Aspen Hopkins
Ph.D. Candidate, Dept. of Electrical Engineering & Computer Science, Massachusetts Institute of Technology
Tuesday, Feb. 25, 2025, 3:00-4:00 PM ET (1:00-2:00 PM MT)
A video of this talk will be made available to NIST staff in the Math channel on NISTube, which is accessible from the NIST internal home page. It will be taken down from NISTube after 12 months at which point it can be requested by emailing the ACMD Seminar Chair.
Abstract: As machine learning (ML) and artificial intelligence (AI) systems grow increasingly complex and ubiquitous, researchers and developers have begun to outsource aspects of their development. Rather than develop fully "in house", deployed AI/ML systems may now be the result of multiple entities contributing data (synthetic, augmented, or real), models, training, evaluations, or other resources or services. These networks of AI components–or AI supply chains–grow increasingly complex, and introduce new considerations for building, deploying, and evaluating AI.
In this talk, we will introduce a model of these "AI supply chains" as a directed graph. Grounded in this model, we illustrate how AI supply chains complicate the achievability of key machine learning objectives through two case studies on explainability and fairness. Specifically, we will show theoretical and empirical evidence that error in local linear explanations increases with an AI supply chain’s width and depth, and how fairness (e.g., conditional independence) applied to upstream models limits the expressiveness of downstream fine-tuned models. We will discuss how specific characteristics of AI supply chains result in these outcomes, and outline on-going work exploring the implications of data deletions and hidden data interactions across these networks.

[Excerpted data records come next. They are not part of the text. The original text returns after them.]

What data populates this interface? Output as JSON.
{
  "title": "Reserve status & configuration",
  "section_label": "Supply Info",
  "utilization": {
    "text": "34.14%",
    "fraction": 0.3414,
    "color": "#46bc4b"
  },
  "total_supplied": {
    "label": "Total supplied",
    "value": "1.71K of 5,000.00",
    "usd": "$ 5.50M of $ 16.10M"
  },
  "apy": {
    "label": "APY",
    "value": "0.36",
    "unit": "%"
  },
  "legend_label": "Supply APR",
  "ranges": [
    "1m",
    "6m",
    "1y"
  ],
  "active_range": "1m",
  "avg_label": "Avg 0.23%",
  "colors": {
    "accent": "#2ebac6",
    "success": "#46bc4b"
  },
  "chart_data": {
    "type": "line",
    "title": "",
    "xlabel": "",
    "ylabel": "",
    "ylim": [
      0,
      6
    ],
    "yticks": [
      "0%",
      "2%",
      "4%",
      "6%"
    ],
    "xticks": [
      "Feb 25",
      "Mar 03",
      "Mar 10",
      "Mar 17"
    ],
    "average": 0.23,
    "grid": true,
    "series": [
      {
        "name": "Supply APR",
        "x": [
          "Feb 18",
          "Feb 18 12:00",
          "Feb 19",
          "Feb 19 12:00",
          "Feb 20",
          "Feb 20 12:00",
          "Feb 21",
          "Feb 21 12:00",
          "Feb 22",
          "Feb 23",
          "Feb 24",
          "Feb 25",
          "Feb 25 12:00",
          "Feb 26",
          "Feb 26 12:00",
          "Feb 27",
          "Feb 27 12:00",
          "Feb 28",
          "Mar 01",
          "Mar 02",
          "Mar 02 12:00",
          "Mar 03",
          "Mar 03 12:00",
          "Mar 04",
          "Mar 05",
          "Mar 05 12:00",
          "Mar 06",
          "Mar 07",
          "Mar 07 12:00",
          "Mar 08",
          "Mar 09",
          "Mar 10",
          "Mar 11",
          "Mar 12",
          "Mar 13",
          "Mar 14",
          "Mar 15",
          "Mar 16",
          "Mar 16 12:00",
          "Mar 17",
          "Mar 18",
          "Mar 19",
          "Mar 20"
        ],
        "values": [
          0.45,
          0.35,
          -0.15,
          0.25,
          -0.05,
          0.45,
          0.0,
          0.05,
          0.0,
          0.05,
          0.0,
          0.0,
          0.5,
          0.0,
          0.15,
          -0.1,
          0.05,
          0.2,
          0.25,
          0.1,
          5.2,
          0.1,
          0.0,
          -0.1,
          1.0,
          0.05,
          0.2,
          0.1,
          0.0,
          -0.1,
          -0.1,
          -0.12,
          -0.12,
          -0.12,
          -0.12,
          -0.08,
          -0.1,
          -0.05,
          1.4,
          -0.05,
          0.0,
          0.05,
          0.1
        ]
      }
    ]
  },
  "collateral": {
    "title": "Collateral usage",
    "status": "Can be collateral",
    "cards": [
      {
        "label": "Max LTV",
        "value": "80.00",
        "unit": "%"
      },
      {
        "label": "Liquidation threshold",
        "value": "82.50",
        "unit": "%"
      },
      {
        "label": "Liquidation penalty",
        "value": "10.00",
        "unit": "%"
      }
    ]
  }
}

Bio: Aspen K. Hopkins is a Ph.D. candidate advised by Aleksander Madry in MIT’s EECS program. Her research focuses on fundamental aspects of model development, with particular emphasis on AI supply chains—the increasingly fragmented and outsourced networks through which many modern AI systems are developed. Unlike traditional, siloed ML pipelines, AI supply chains involve multiple participants contributing models, data, and computing resources, introducing interdependencies, feedback loops, and additional complexity to modeling efforts. Beyond AI supply chains, Aspen is interested in mechanistic interpretability and the intersection of human-computer interaction (HCI) and ML. Aspen’s research is funded in part by a Siebel Scholarship and MIT Schwarzman College of Computing’s Social and Ethical Responsibilities of Computing award. She has previously worked at Apple, NASA JPL, and in venture/startups.
Host: Allison Carson
Note: This talk will be recorded to provide access to NIST staff and associates who could not be present to the time of the seminar. The recording will be made available in the Math channel on NISTube, which is accessible only on the NIST internal network. This recording could be released to the public through a Freedom of Information Act (FOIA) request. Do not discuss or visually present any sensitive (CUI/PII/BII) material. Ensure that no inappropriate material or any minors are contained within the background of any recording. (To facilitate this, we request that cameras of attendees are muted except when asking questions.)